Recent results published in the Practical Radiation Oncology (PRO) journal, the official journal of the American Society for Radiation Oncology (ASTRO), titled “Practice patterns of photon and proton pediatric image guided radiation treatment: Results from an International Pediatric Research Consortium”, evaluated the use of image guided radiation therapy (IGRT) for the treatment planning of pediatric cancers.
IGRT uses frequent imaging during the course of radiation therapy, usually before radiation delivery, to improve the localization of both target and healthy structures, allowing a more precise and accurate radiation delivery.

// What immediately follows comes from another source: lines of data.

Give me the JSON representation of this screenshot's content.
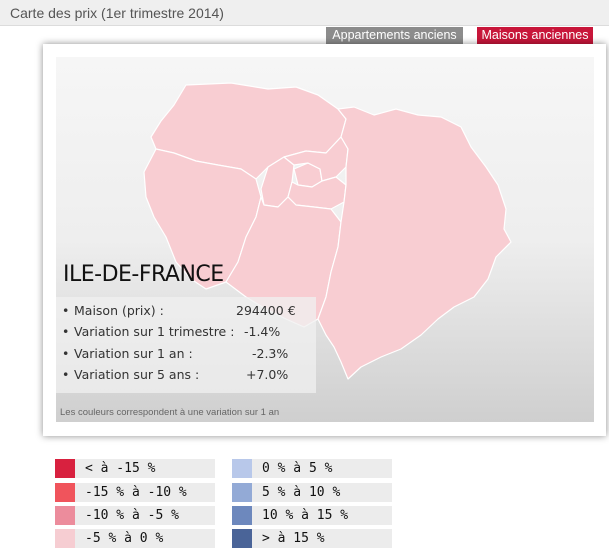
{
  "header": {
    "title": "Carte des prix (1er trimestre 2014)"
  },
  "tabs": [
    {
      "label": "Appartements anciens",
      "active": false
    },
    {
      "label": "Maisons anciennes",
      "active": true
    }
  ],
  "map": {
    "region": "ILE-DE-FRANCE",
    "fill_color": "#f8cdd2",
    "border_color": "#ffffff",
    "info": [
      {
        "label": "Maison (prix) :",
        "value": "294400 €"
      },
      {
        "label": "Variation sur 1 trimestre :",
        "value": "-1.4%"
      },
      {
        "label": "Variation sur 1 an :",
        "value": "-2.3%"
      },
      {
        "label": "Variation sur 5 ans :",
        "value": "+7.0%"
      }
    ],
    "note": "Les couleurs correspondent à une variation sur 1 an"
  },
  "legend": [
    {
      "label": "< à -15 %",
      "color": "#d8213f"
    },
    {
      "label": "-15 % à -10  %",
      "color": "#f0545c"
    },
    {
      "label": "-10 % à -5 %",
      "color": "#ec8c9c"
    },
    {
      "label": "-5 % à 0 %",
      "color": "#f6cdd2"
    },
    {
      "label": "0 % à 5 %",
      "color": "#b8c8ea"
    },
    {
      "label": "5 % à 10 %",
      "color": "#93aad6"
    },
    {
      "label": "10 % à 15 %",
      "color": "#6d88bd"
    },
    {
      "label": "> à 15 %",
      "color": "#4a6498"
    }
  ]
}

This technique is commonly used in photon and proton therapy, especially in the treatment of tumors that are located in proximity to sensitive structures or organs, or in specific areas of the body that can change in shape.
Even though IGRT is a common practice to improve treatment accuracy of pediatric tumors, these recent results suggest that consensus recommendations are necessary to guide clinical decisions for its use in pediatric patients.

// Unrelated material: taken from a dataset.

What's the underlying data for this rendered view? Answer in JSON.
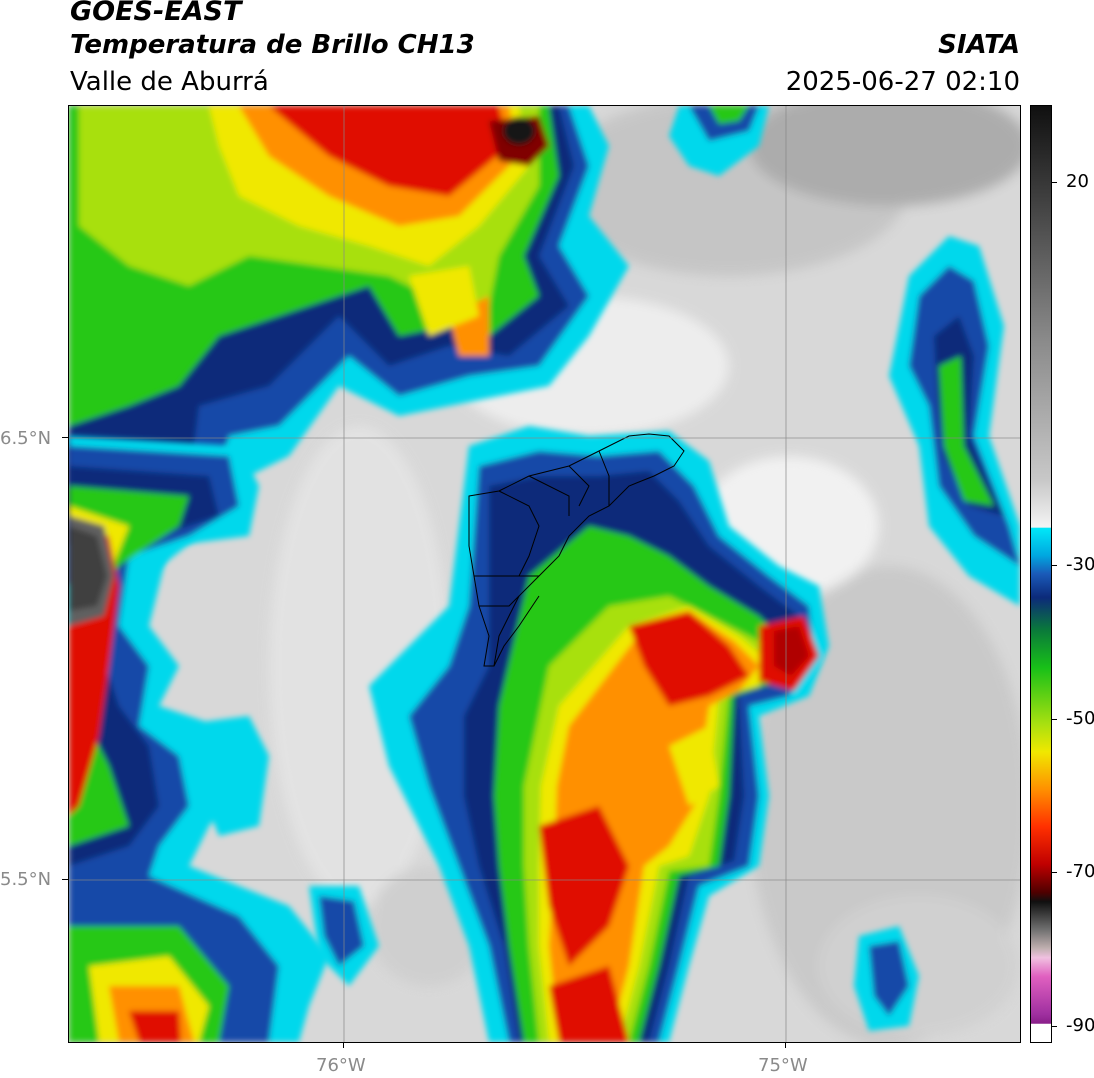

The team evaluated clinical patterns of pediatric IGRT practice through an international pediatrics consortium of institutions that used either photon or proton radiation therapy.
Of the nine international institutions selected to participate in the consortium, seven completed a 53-item survey evaluating patterns of IGRT use in definitive radiation therapy for patients younger than 21 years of age.

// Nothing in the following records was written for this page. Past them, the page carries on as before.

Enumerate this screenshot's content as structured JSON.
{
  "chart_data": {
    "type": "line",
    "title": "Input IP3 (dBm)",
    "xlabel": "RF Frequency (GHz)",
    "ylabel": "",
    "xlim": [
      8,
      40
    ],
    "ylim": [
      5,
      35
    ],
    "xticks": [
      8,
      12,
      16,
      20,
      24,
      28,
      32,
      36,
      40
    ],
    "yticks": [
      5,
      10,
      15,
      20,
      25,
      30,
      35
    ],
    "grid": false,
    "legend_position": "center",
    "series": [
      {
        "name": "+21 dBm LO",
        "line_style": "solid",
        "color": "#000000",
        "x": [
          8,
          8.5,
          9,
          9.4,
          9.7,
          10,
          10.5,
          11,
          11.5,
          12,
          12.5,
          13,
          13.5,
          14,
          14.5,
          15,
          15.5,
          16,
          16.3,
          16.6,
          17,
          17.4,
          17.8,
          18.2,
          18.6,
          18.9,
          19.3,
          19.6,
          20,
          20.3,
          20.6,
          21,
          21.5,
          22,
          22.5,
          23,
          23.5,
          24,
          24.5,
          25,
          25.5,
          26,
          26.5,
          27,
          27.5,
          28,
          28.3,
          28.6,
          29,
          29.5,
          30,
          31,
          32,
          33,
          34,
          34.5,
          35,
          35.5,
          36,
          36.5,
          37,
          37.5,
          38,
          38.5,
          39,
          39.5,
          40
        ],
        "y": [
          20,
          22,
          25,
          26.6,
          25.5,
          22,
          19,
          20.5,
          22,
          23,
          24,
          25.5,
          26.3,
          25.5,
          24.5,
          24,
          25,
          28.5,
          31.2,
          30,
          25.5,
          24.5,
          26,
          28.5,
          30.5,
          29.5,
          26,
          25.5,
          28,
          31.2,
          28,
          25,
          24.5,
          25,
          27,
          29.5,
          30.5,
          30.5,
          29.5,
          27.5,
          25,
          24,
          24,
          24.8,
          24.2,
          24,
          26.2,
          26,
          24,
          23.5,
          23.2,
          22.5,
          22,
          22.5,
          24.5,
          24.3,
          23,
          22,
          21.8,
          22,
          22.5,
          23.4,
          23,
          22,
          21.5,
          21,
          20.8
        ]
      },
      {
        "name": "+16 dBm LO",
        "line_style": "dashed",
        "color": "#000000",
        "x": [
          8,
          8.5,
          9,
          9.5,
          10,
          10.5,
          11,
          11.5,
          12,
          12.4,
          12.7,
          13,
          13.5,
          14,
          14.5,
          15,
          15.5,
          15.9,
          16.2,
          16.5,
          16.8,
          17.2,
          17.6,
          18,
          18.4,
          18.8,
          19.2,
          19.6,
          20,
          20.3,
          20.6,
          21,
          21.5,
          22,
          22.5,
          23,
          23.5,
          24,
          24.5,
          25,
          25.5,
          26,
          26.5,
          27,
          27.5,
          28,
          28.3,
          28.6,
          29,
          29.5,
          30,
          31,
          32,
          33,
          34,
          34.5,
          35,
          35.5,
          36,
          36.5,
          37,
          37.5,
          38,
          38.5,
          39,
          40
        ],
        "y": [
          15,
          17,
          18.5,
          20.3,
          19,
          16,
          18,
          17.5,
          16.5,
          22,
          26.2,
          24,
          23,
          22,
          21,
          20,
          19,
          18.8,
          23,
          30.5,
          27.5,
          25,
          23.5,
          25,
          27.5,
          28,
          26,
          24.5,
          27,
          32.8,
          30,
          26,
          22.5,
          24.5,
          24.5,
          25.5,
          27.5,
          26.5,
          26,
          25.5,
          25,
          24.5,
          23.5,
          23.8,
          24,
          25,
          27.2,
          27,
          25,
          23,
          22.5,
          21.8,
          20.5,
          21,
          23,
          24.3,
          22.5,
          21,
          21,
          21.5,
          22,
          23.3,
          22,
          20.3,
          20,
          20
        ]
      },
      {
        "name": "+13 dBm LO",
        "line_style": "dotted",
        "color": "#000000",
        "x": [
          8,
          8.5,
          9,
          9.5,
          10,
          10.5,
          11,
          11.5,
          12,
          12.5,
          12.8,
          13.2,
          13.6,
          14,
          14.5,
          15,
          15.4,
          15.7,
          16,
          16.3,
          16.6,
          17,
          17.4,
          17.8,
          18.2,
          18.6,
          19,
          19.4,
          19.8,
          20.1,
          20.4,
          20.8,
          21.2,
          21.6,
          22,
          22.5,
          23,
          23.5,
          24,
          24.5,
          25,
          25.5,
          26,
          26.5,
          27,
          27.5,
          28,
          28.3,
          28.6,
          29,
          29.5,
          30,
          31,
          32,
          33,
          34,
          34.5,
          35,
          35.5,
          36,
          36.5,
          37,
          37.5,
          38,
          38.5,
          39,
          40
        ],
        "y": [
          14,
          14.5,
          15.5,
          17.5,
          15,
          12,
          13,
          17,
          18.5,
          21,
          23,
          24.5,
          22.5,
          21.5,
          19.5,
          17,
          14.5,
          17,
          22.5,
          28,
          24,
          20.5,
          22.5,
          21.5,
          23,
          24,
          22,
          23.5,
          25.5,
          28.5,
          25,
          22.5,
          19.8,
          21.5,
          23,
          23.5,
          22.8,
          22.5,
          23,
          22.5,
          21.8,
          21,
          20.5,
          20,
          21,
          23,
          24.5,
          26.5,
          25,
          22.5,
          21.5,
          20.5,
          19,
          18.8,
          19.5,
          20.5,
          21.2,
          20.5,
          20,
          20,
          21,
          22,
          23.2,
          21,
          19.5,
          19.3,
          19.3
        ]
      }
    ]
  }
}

Among the seven institutions, a total of 750 pediatric patients were treated per year, with 5 institutions using photon therapy alone, 1 using proton therapy alone and 1 using both photon and proton therapy.
Researchers found that IGRT was used in tumors of the central nervous system (98%), abdomen or pelvis (73%), head and neck (100%), lung (83%), and liver (69%). Moreover, photon therapy institutions used kV cone beam computed tomography and kV- and MV-based planar imaging for IGRT, and all proton institutions used kV-based planar imaging.
More than half of photon institutions used a specialized pediatric protocol for IGRT that delivers a lower dose of radiation than the standard amount used in adult protocols. Also, the techniques used for patient immobilization varied according to treatment site and institution and IGRT was utilized daily and weekly in 45 and 35% of cases, respectively.
“This study draws attention to the common consensus that the use of low-dose CT scans for image guidance for children is important for quality treatment and to ensure treatment accuracy,” Stephanie A. Terezakis, MD, co-author of the study and assistant professor of radiation oncology and molecular radiation sciences at Johns Hopkins Sidney Kimmel Comprehensive Cancer Center in Baltimore, said in an ASTRO press release. “There was variation in the way the physicians at the consortium institutions were determining the treatment field, particularly in different sites of the body. This data provides us with valuable treatment patterns that can help us determine a standard or best practice that all institutions can apply for the same technique, which will improve the quality of care for children.”